The comparison of average persistent entropies for (a) TMAO and (b) urea at eight different concentrations from 1 M to 8 M. Subfigures (a1 to a3) are results from TMAO with three different cutoff radii namely., Rc = 9 Å, 12 Å and 15 Å, respectively. Subfigures (b1 to b3) are results from urea with three different cutoff radii namely., Rc = 9 Å, 12 Å and 15 Å, respectively. Subfigures (a4) and (b4) are the PEs for TMAO and urea obtained from global persistent homology analysis, respectively. The BPEs are averaged over all the molecules in each frames, thus a total 101 BPEs are obtained for each simulation. It can be seen that, for a small cutoff radius of Rc = 9 Å, both TMAO and urea BPEs at 1 M are almost all zero. Further, the average BPEs for both systems increase with the concentration, but their BPE variances have very different properties. The TMAO BPE variance decreases with concentration while urea BPE variance increases.
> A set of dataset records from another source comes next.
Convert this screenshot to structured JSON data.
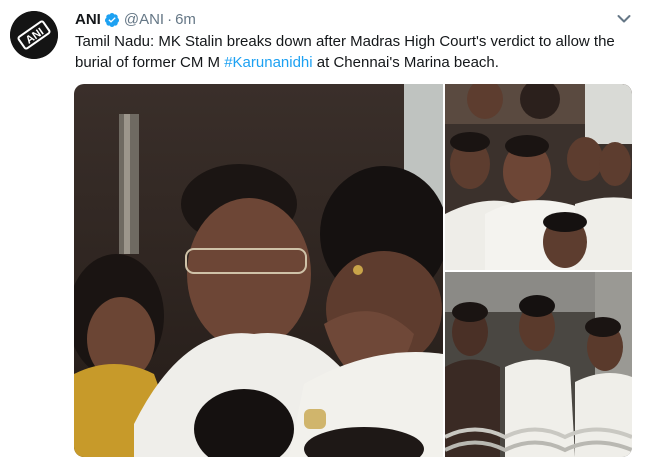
{
  "tweet": {
    "author_name": "ANI",
    "handle": "@ANI",
    "separator": "·",
    "time": "6m",
    "text_prefix": "Tamil Nadu: MK Stalin breaks down after Madras High Court's verdict to allow the burial of former CM M ",
    "hashtag": "#Karunanidhi",
    "text_suffix": " at Chennai's Marina beach."
  },
  "avatar": {
    "logo_text": "ANI"
  },
  "colors": {
    "text": "#14171a",
    "muted": "#657786",
    "link": "#1da1f2",
    "verified": "#1da1f2"
  },
  "icons": {
    "verified": "verified-badge-icon",
    "more": "chevron-down-icon"
  },
  "media": {
    "count": 3,
    "layout": "one-large-two-stacked"
  }
}
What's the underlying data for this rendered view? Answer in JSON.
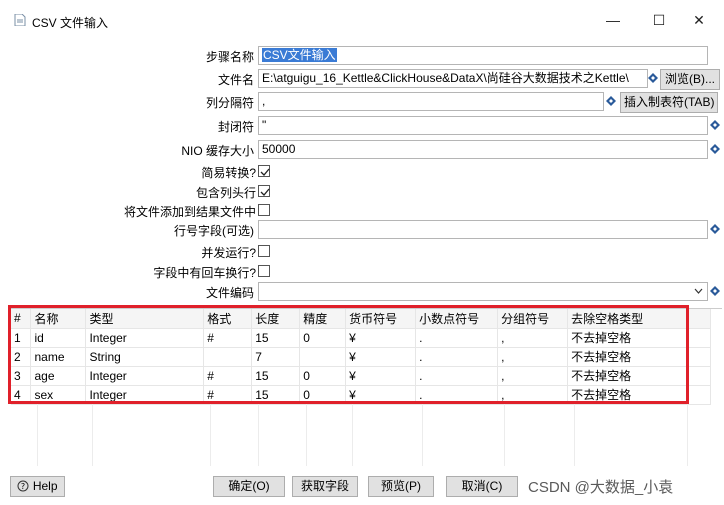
{
  "window": {
    "title": "CSV 文件输入",
    "min": "—",
    "max": "☐",
    "close": "✕"
  },
  "form": {
    "step_name_label": "步骤名称",
    "step_name_value": "CSV文件输入",
    "filename_label": "文件名",
    "filename_value": "E:\\atguigu_16_Kettle&ClickHouse&DataX\\尚硅谷大数据技术之Kettle\\",
    "browse_button": "浏览(B)...",
    "delimiter_label": "列分隔符",
    "delimiter_value": ",",
    "insert_tab_button": "插入制表符(TAB)",
    "enclosure_label": "封闭符",
    "enclosure_value": "\"",
    "nio_label": "NIO 缓存大小",
    "nio_value": "50000",
    "lazy_label": "简易转换?",
    "header_label": "包含列头行",
    "add_file_label": "将文件添加到结果文件中",
    "rownum_label": "行号字段(可选)",
    "rownum_value": "",
    "parallel_label": "并发运行?",
    "newline_label": "字段中有回车换行?",
    "encoding_label": "文件编码",
    "encoding_value": ""
  },
  "checkboxes": {
    "lazy": true,
    "header": true,
    "add_file": false,
    "parallel": false,
    "newline": false
  },
  "grid": {
    "columns": [
      "#",
      "名称",
      "类型",
      "格式",
      "长度",
      "精度",
      "货币符号",
      "小数点符号",
      "分组符号",
      "去除空格类型"
    ],
    "rows": [
      [
        "1",
        "id",
        "Integer",
        "#",
        "15",
        "0",
        "¥",
        ".",
        ",",
        "不去掉空格"
      ],
      [
        "2",
        "name",
        "String",
        "",
        "7",
        "",
        "¥",
        ".",
        ",",
        "不去掉空格"
      ],
      [
        "3",
        "age",
        "Integer",
        "#",
        "15",
        "0",
        "¥",
        ".",
        ",",
        "不去掉空格"
      ],
      [
        "4",
        "sex",
        "Integer",
        "#",
        "15",
        "0",
        "¥",
        ".",
        ",",
        "不去掉空格"
      ]
    ]
  },
  "footer": {
    "help": "Help",
    "ok": "确定(O)",
    "get_fields": "获取字段",
    "preview": "预览(P)",
    "cancel": "取消(C)"
  },
  "watermark": "CSDN @大数据_小袁",
  "colors": {
    "highlight": "#e0202a",
    "selection": "#3a7bd5",
    "variable_icon": "#2a5a9a"
  }
}
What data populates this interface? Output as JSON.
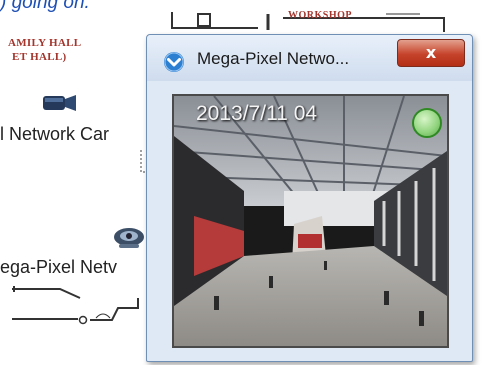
{
  "background": {
    "caption_text": ") going on.",
    "hall_label_lines": [
      "AMILY HALL",
      "ET HALL)"
    ],
    "workshop_label": "WORKSHOP",
    "camera_items": [
      {
        "label": "l Network Car",
        "icon": "camera-icon"
      },
      {
        "label": "ega-Pixel Netv",
        "icon": "ptz-camera-icon"
      }
    ]
  },
  "popup": {
    "title": "Mega-Pixel Netwo...",
    "title_icon": "chevron-down-icon",
    "close_icon": "close-icon",
    "close_glyph": "x",
    "video": {
      "timestamp": "2013/7/11 04",
      "status": "connected",
      "status_color": "#8fd37c"
    }
  }
}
To have an intuitive understanding of the inner topological differences between TMAO and urea molecular aggregation, we generate simplicial complexes from the last frame of the simulation data of TMAO and urea at highest concentration (8 M). For a better visualization, we consider the value of filtration parameter r to be 5 Å, 6 Å, 7 Å and 8 Å, and plot only the 2-simplexes (triangles) and 3-simplexex (tetrahedrons). The results are illustrated in Fig. 8. It can be seen that, TMAO molecules are more evenly distributed, while urea molecules tend to concentrate into clusters. Topologically, evenly-distributed molecules will generate more “large” circle structures (longer bars in β1 barcodes), while local clustering contributes more small circles (shorter bars in β1 barcodes).

Figure 8
figure 8

The comparison of the simplicial complexes from TMAO and urea molecule aggregation at 8 M concentration. The subfigures (a1 to a4) are for TMAO and subfigures (b1 to b4) are for TMAO. The filtration for (a1 to a4) is 5 Å, 6 Å, 7 Å and 8 Å, respectively. Note that we only plot the 2-simplexes and 3-simplexes for better visualization. The same setting is used for urea systems in b1 to b4.
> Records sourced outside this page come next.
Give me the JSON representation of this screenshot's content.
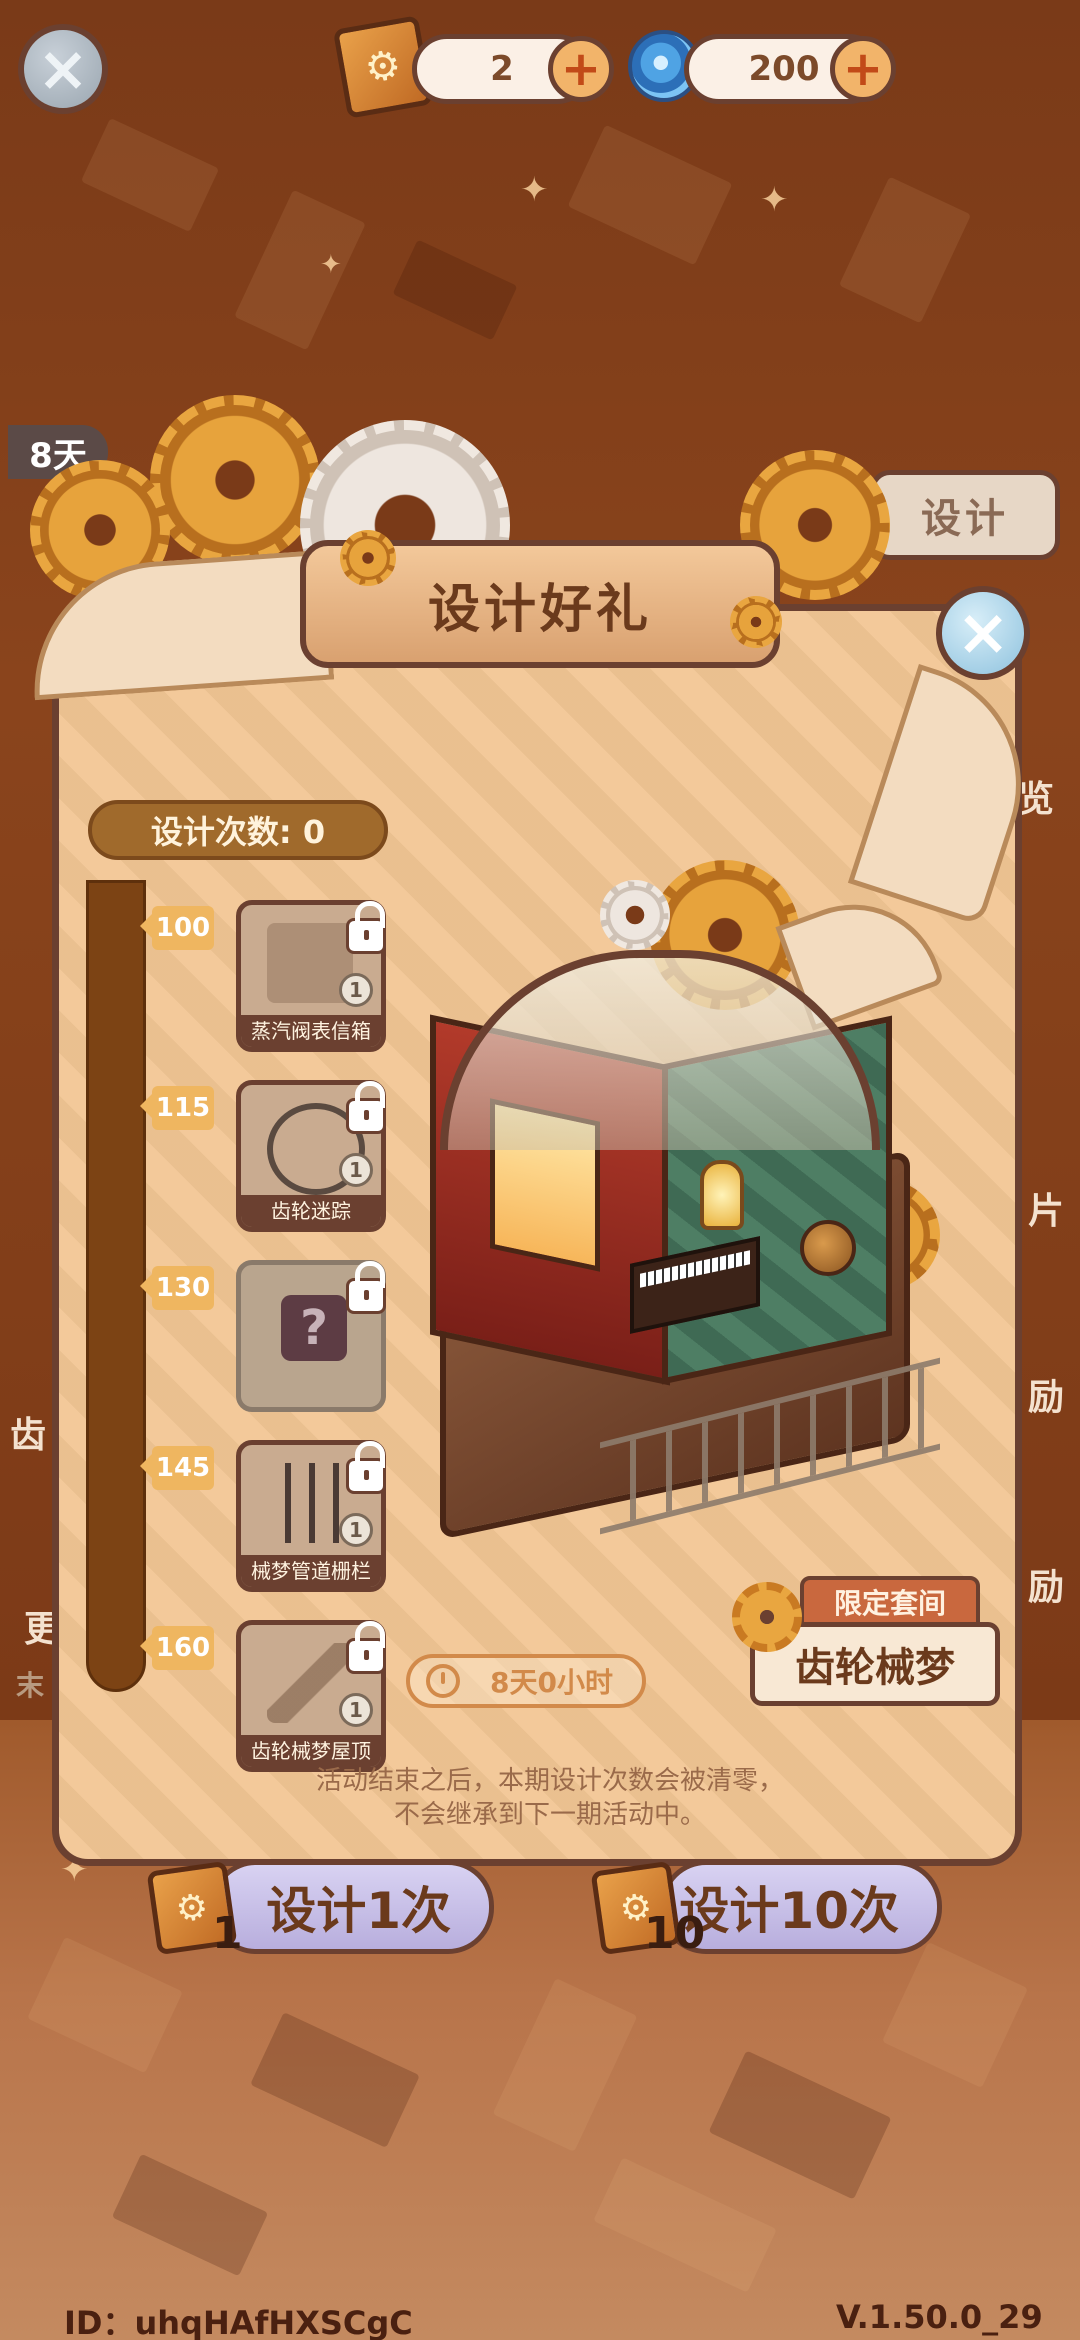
{
  "top_bar": {
    "tickets": "2",
    "gems": "200",
    "plus": "+"
  },
  "background": {
    "days_left": "8天",
    "design_button": "设计",
    "side_labels": [
      "览",
      "片",
      "励",
      "励",
      "齿",
      "更",
      "末"
    ]
  },
  "popup": {
    "title": "设计好礼",
    "close": "×",
    "design_count": "设计次数: 0",
    "milestones": [
      {
        "threshold": "100",
        "name": "蒸汽阀表信箱",
        "qty": "1",
        "locked": true
      },
      {
        "threshold": "115",
        "name": "齿轮迷踪",
        "qty": "1",
        "locked": true
      },
      {
        "threshold": "130",
        "name": "",
        "qty": "",
        "locked": true,
        "mystery": "?"
      },
      {
        "threshold": "145",
        "name": "械梦管道栅栏",
        "qty": "1",
        "locked": true
      },
      {
        "threshold": "160",
        "name": "齿轮械梦屋顶",
        "qty": "1",
        "locked": true
      }
    ],
    "timer": "8天0小时",
    "set_tag": "限定套间",
    "set_name": "齿轮械梦",
    "note_line1": "活动结束之后，本期设计次数会被清零，",
    "note_line2": "不会继承到下一期活动中。"
  },
  "actions": {
    "design_once": "设计1次",
    "design_once_cost": "1",
    "design_ten": "设计10次",
    "design_ten_cost": "10"
  },
  "footer": {
    "id": "ID：uhqHAfHXSCgC",
    "version": "V.1.50.0_29"
  },
  "colors": {
    "background": "#7a3a18",
    "popup": "#f2c694",
    "outline": "#6b4030",
    "button": "#c8bfea",
    "milestone": "#efb660"
  }
}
LPH based topological features of hydrogen-bonding networks

In our hydrogen-bonding network analysis, we consider the topological features for water molecules at a local scale. Similar to osmolyte systems, The LPH analysis is carried out for each water molecule along with its neighbours located within a cutoff radius Rc. For each frame, we systematically go over all the 3000 water molecules and calculate 3000 local persistent barcodes. Again periodic boundary condition is considered to include all “neighboring” water molecules. The process is repeated over all the 101 frames in each trajectory. A single β1 PBN is generated for each simulation by averaging β1 PBNs over all the 101 frames and all the 3000 water molecules in each frame. The β1 BPEs are averaged over the 3000 water molecules in each frame, so that a total 101 β1 BPEs are obtained from each simulation. Two cutoff radii, i.e, Rc = 7 Å and Rc = 9 Å, are considered in our LPH analysis.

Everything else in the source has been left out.